According to Dr.Panicker, the approach is not only restricted to COVID-19 detection but also to identifing other lung infections such as pulmonary oedema, pulmonary embolism, pneumonia, pneumothorax, COPD or asthma with the availability of clinical data.

Dr. Prasad says the Chinese Critical Care Ultrasound Study Group had reported that lung abnormalities may develop before clinical manifestations and nucleic acid detection in the case of COVID-19 infection.

Also, early chest computerised tomography (CT) has been recommended for screening suspected COVID-19 patients. However, the high contagiousness of COVID-19 and the risk of transporting unstable patients make chest CT a limited option for those who have contracted the disease. LUS has the added advantage of ease of use at point-of-care (portability), repeatability, absence of radiation exposure, and low cost.

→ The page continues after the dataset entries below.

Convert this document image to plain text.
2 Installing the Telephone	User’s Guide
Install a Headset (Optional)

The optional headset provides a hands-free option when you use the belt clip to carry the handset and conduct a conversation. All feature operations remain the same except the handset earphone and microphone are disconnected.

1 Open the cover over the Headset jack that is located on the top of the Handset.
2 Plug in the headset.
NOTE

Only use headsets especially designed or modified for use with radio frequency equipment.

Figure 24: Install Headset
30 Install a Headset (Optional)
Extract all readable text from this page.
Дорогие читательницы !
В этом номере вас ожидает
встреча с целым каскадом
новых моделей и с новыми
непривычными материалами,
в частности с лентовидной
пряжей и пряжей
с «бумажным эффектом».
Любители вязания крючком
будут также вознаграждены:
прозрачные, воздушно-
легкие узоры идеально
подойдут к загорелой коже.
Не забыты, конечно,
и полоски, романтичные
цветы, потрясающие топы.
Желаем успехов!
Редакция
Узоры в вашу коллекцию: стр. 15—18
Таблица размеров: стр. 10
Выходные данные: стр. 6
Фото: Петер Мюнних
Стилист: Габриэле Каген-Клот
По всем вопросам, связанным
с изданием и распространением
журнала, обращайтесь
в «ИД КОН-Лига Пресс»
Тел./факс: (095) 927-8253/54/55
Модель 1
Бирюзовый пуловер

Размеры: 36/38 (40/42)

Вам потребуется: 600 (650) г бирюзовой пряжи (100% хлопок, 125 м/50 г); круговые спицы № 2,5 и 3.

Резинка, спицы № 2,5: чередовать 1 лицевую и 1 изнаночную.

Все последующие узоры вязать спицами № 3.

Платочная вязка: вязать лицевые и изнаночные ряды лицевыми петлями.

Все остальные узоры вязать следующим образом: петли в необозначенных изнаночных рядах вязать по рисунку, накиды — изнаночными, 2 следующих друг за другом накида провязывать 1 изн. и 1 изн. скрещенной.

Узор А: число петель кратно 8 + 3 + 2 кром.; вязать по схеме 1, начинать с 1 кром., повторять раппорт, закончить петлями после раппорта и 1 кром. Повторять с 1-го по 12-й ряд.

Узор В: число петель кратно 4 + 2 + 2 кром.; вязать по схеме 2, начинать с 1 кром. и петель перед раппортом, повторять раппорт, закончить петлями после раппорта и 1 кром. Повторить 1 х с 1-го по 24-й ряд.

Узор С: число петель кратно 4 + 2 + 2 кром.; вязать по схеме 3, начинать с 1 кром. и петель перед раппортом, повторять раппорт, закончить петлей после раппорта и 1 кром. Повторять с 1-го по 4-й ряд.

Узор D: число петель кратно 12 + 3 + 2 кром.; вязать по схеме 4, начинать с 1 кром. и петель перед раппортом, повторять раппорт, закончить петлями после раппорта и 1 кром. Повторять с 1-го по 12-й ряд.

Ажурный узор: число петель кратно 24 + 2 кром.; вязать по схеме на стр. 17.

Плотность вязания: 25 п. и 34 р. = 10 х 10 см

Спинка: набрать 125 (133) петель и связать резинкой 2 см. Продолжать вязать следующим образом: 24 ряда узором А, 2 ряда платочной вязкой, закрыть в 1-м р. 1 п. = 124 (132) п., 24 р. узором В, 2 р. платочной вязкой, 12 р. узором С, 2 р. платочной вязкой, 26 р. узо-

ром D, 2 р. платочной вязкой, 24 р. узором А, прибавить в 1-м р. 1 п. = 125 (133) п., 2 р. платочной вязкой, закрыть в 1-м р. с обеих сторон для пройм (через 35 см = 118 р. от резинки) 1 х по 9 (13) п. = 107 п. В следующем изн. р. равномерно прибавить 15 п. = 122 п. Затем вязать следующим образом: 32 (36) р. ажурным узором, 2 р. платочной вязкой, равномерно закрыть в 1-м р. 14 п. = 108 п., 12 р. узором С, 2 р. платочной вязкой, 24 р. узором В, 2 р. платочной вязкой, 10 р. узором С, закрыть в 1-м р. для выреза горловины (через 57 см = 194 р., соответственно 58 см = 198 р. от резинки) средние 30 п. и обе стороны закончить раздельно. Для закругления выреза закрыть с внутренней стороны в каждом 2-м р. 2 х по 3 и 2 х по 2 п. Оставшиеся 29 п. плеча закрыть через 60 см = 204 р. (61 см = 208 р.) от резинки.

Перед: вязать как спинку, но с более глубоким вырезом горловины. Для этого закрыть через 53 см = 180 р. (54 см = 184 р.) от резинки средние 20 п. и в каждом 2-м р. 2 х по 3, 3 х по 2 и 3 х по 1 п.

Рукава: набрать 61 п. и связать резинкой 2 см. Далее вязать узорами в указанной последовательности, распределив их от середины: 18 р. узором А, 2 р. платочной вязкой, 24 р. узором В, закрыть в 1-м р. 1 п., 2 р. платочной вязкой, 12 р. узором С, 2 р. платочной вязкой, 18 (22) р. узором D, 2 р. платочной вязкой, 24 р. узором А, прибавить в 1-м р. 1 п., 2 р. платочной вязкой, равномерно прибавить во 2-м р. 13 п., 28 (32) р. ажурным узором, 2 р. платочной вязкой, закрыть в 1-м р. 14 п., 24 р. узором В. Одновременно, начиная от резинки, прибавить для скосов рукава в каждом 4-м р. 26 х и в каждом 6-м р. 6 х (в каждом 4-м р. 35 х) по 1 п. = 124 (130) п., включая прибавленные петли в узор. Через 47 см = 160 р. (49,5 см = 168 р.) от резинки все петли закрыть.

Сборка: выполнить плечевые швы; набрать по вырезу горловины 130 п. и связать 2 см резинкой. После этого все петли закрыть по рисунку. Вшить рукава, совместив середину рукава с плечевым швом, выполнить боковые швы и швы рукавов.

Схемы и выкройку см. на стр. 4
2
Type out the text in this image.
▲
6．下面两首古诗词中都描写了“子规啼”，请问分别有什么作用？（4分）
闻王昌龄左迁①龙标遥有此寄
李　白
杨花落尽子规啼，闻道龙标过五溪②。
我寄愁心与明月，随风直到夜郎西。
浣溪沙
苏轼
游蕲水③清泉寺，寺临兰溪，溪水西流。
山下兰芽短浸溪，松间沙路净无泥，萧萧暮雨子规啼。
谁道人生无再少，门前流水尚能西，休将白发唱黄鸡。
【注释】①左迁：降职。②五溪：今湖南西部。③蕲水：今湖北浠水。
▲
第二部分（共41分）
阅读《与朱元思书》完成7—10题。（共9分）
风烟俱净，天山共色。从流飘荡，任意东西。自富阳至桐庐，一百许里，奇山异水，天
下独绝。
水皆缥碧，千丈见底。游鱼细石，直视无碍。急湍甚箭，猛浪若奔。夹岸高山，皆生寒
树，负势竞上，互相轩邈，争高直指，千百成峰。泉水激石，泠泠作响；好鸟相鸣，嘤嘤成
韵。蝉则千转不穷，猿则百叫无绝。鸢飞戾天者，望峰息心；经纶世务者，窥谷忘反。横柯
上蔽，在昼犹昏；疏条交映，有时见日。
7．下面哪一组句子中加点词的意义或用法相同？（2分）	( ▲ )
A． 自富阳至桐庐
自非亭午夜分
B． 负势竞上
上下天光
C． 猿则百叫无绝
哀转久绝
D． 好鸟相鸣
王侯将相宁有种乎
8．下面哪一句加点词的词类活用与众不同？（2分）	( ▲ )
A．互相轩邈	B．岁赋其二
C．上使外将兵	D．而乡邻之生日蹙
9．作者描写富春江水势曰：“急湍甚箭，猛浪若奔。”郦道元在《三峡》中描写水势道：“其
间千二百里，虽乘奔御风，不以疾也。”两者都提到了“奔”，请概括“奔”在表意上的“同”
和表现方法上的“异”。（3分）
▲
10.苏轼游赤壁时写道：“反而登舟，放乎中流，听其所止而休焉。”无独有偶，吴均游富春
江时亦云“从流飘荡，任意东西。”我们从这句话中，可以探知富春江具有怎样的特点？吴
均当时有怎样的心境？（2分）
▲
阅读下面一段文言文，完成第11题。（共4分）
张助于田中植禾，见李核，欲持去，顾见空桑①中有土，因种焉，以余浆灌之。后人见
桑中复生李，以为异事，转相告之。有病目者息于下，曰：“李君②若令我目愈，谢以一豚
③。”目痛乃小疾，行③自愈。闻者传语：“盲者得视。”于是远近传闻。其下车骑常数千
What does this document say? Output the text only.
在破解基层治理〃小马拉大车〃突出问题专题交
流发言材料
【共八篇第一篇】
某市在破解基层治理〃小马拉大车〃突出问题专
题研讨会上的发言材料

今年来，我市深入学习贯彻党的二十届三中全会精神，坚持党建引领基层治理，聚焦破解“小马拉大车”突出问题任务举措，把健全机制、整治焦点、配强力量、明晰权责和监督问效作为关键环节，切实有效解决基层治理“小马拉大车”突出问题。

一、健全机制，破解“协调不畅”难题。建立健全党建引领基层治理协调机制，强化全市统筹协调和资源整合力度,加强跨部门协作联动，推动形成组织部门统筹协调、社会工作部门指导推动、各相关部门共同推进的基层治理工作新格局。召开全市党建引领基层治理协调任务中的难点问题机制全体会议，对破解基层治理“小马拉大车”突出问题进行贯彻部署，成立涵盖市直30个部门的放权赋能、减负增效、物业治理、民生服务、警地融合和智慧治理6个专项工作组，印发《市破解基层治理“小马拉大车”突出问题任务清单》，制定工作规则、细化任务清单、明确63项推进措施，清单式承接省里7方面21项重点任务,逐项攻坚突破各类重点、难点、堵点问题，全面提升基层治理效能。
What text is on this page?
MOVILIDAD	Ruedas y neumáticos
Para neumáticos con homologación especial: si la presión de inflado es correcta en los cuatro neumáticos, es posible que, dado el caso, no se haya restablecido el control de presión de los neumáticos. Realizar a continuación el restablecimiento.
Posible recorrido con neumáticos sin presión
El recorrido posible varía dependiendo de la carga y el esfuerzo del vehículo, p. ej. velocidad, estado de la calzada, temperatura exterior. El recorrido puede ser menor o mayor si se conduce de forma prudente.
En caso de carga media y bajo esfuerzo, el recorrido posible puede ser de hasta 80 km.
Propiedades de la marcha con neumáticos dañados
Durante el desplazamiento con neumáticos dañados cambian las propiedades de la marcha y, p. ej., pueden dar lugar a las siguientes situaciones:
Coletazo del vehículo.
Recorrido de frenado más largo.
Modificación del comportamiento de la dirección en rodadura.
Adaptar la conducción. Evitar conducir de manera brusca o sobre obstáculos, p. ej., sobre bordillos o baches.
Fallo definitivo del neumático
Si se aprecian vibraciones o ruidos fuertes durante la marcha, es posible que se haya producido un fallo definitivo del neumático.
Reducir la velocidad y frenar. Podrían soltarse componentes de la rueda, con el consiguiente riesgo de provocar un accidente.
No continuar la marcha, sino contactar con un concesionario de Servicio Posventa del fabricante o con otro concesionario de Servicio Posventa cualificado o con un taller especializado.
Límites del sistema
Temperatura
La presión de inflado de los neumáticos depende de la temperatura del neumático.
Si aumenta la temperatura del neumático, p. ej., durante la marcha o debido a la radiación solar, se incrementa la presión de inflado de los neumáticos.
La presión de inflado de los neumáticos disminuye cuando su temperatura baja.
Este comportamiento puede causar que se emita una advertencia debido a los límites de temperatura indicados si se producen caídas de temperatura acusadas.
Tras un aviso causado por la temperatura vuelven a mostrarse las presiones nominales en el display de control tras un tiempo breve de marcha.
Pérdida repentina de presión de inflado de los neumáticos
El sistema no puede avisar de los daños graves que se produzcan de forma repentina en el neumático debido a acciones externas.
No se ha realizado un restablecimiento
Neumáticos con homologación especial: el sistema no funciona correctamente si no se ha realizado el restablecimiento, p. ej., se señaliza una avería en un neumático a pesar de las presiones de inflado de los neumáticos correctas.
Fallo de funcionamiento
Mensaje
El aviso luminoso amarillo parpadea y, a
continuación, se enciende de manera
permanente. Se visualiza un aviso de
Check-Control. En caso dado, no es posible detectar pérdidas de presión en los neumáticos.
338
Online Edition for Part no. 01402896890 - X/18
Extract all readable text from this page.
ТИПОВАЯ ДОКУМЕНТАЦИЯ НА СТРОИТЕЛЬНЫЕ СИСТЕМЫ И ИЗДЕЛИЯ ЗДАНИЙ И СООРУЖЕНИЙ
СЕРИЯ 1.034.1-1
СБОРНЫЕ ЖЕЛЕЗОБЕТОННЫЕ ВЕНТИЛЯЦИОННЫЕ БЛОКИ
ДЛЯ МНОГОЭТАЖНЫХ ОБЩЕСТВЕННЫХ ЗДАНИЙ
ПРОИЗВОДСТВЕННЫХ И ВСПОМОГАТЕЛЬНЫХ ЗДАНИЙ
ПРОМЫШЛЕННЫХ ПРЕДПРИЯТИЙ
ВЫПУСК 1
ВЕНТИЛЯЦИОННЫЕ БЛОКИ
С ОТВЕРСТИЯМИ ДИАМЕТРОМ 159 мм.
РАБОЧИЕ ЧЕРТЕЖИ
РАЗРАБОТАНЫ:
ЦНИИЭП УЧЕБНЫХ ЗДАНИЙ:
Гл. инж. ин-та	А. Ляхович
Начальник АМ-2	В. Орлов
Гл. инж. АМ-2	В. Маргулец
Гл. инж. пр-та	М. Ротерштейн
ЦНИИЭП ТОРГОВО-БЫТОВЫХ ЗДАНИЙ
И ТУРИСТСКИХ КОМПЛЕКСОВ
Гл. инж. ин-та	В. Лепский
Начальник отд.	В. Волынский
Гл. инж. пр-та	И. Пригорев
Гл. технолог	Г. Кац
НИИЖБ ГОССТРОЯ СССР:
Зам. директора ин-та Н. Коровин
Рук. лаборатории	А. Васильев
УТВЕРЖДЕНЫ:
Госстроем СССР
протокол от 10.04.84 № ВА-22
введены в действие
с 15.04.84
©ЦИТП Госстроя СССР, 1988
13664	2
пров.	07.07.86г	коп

In the past few weeks, he says LUS has been proposed as the single imaging-based screening and monitoring approach for the safety of healthcare practitioners. However, LUS is not very commonly adopted in India and ultrasound, by nature itself, requires specific experience and skill.

Dr. Prasad says the uploaded images are classified into healthy lung, viral infection, and bacterial infection. But in the case of severity of infection, the images have been classified into levels of increasing severity such as normal lung characterised by A lines and healthy pleura, slightly infectious lung with A + B lines, infectious lung with only B lines or heavy B patch, and serious lung infection characterised by lung consolidations and air bronchograms.

Currently, the classification of infection type has an accuracy, sensitivity and specificity of 96%, 95% and 97% respectively, whereas the severity classification has accuracy, sensitivity and specificity of 97 %, 92% and 98% respectively.